On that walk, only a few short minutes from base, a sweet, soft laugh had caught my attention. Following the sound, I came up to this clearing and found her with a bunch of Iraqi kids. She was chasing after them while playing some game. The moment my gaze landed on her something happened inside my chest, something that I haven’t felt in years and I have no idea why. Sure she’s beautiful, but I’ve seen lots of beautiful women. Hell, I’ve fucked most of them too. Yet something about this chick had me staying in the trees, out of sight, and watching her until she left. She was all I thought about that entire night and the next day. Which really pissed me off.

So the next night I came back, hoping to catch another glimpse of her, wanting to reassure myself that I was being a fucking idiot and that she was not what I made her out to be. Instead of getting the reassurance I had wanted, that same feeling came back, except this time it was even more powerful, because she had a guitar and was singing. Her voice had rooted me to my spot, and had my breath stalling in my lungs. If it were possible it would have knocked me on my ass. I swear I have never heard anything like it before.

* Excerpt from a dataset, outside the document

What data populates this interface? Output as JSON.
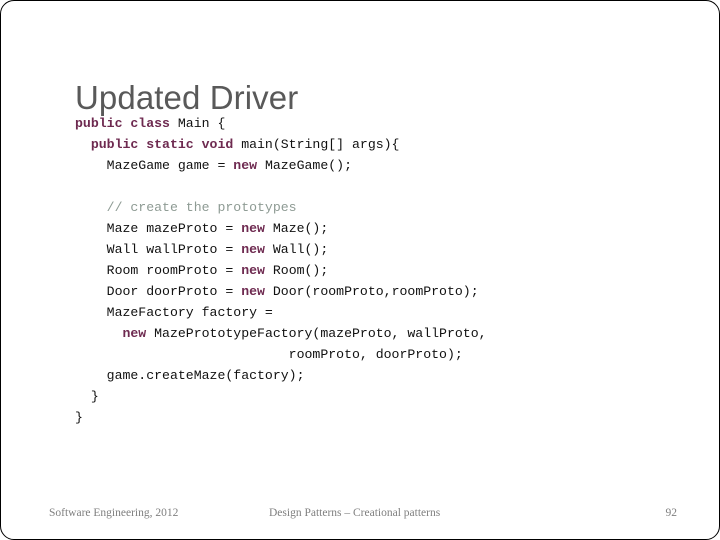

That night I sat for two hours and listened to her sing shit that I would never normally listen to. I felt like a fucking pervert, staying out of sight and spying on her, but there was no way I was getting any closer to her. I’m still trying to figure out how, after ten years of being completely numb, some beautiful, redheaded country girl evokes something in my chest that no one ever has. It’s far from warmth because I’m incapable of feeling that, but it’s still something.